~生と死との隔て~ 作曲家G.フォーレとの対話
トスカーナのセレナーデ(詩・R.ビシーヌ)
おお、幸せな夢に揺られている君よ
君はベッドでひとり静かに眠っているんだね
目覚めて見ておくれよ、この歌い手を
君の瞳の虜になって、この清らかな夜に立っている歌い手を
目覚めてよ、僕の魂、僕の想う人
聞いておくれ、そよ風に乗せて伝わる僕の声を
聞いておくれ、僕の歌う歌を
聞いておくれよ、夜露に濡れながら泣く僕の声を
君の窓の下で僕の声はむなしく消えてゆく それでも毎晩、僕は恋に死ぬ自分を繰り返し訴えにくるのだ。
他に身を隠すところはない。この星空の下。
風は僕の声を打ち砕き、夜は凍り付いている
僕の歌声は消えてゆく。最後の響と共に
僕の唇は震えながらこう呟く「愛してる」と。 僕はもう歌えない!
ああ、君の姿を見せて!姿を現して!
もし君がどうしても出てきたくないとわかっているのなら
僕は君を忘れられるようにと眠りにお願いするんだけどね
真っ赤に染まる朝まで僕を揺すってくれるようにと
君をもう愛さなくても良くなるまで僕を揺すってくれるようにと
セレナーデとはウィキペディアによると夜曲。小夜曲(さよきょく)。
十八世紀に始まった、交響曲より小規模な器楽形式。オペラ風の軽い楽曲。
(恋人の部屋の窓下でかなでる)恋愛の歌曲。
と云われる。
オペラの中などでもとりわけ恋人のいる窓辺の下から夜に歌われる恋の歌が多い。
フォーレの歌曲の中でもっとも演奏されるこの「トスカーナのセレナーデ」はイタリア、トスカーナ地方(フィレンツェの周辺)のセレナーデ、有名な「夢のあとに」と同じくこの地方に伝わる古い伝承詩をフォーレの友人でパリ音楽院声楽科教授であったロマン・ビュシーヌがフランス語の詩に訳したものです。

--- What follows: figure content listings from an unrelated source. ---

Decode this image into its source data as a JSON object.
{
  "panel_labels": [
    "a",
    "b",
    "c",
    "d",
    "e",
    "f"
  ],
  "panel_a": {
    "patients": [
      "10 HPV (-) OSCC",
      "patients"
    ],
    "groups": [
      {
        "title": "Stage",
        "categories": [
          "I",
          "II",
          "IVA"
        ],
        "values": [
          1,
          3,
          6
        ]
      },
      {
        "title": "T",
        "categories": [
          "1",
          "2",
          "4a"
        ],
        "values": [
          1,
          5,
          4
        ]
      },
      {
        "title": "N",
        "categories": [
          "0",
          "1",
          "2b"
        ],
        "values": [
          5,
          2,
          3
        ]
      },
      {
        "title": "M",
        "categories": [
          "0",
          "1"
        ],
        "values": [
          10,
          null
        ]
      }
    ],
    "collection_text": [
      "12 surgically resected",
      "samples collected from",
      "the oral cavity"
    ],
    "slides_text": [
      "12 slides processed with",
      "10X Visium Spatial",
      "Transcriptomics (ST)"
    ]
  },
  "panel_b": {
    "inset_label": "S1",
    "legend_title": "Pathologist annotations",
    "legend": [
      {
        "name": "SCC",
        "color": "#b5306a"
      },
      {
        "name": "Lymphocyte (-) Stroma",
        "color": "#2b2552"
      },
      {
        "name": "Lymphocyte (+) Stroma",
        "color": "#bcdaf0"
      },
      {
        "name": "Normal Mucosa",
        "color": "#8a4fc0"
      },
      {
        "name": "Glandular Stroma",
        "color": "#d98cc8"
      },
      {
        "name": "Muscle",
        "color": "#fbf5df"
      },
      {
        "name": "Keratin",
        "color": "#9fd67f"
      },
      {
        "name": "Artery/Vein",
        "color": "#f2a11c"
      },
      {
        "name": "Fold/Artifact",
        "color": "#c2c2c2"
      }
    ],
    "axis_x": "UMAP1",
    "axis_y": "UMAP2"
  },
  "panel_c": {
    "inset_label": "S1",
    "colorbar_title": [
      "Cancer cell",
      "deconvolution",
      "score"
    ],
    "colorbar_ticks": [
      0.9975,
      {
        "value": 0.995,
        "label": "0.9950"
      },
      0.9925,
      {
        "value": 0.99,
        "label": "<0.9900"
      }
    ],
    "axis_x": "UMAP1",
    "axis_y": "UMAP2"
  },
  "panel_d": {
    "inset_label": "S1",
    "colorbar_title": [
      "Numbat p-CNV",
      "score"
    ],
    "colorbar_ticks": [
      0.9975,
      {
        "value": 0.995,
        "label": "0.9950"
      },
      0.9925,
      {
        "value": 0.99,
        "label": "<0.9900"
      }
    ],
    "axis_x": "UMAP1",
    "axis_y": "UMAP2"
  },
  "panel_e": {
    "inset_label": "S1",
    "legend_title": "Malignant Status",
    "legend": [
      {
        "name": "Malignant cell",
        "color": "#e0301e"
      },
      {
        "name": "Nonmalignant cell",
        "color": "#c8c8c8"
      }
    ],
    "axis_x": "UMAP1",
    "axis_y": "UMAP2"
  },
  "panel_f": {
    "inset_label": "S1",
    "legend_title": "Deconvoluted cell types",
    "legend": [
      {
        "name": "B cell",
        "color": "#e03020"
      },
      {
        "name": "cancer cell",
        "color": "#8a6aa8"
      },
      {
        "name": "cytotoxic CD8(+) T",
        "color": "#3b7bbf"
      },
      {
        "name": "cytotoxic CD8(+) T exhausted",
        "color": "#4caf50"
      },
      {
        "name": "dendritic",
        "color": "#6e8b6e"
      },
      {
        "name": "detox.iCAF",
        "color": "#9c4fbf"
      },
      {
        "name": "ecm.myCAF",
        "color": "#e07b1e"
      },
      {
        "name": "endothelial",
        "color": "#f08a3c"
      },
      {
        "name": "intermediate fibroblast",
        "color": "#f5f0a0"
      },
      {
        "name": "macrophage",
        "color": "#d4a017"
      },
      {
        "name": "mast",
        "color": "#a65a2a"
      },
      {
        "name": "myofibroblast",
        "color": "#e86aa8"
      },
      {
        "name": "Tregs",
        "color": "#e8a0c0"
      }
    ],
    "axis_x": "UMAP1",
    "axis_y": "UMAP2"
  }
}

1880年にポーリーヌ・ヴィアルドによって刊行された「トスカーナ詩集」に促され、イタリア語の原文から上記のロマン・ビュシーヌが自由に書き改めた仏語による詩に基づいて作曲されました。
情熱的な恋人を思う気持ちがラテン系の激しいリズムによって短調で表され私自身が夢に旋律が出てくるほどの旋律美です。
10/22の祈りのレクイエム演奏会で歌われる歌曲をオーケストラ伴で指揮をするにあたり第2部で演奏されるレクイエムの前座になる第1部では、卓越されたフォーレの転調技法による歌曲をお届けします。
元々はレクイエムだけの演奏会を考えていましたが、レクイエムの演奏時間が約30分程しかない事で、何をやろう、、と考えた矢先にそれなら色彩感豊かな歌曲をオーケストラでやったらどうなるか...という考えから至りました。
今、この原稿を仕事の合間に横浜のカフェで書いていますが、この間にもスコアと睨めっこをしオーケストラの音量の調整に惑わされています。
第1部はフォーレの歌曲による人間らしい恋が題材。叶わぬ恋から夢の幻想へ。
第2部のレクイエムは ひとつのストーリー仕立て、1曲目力強いd-moll(ニ短調)によって生と死を別け隔てられた人の運命~神の御前での厳しい審判からの赦し。
チケットも残り僅かなようです。あと一か月少し、作曲家フォーレとの対話を極限まで楽しませて頂きます。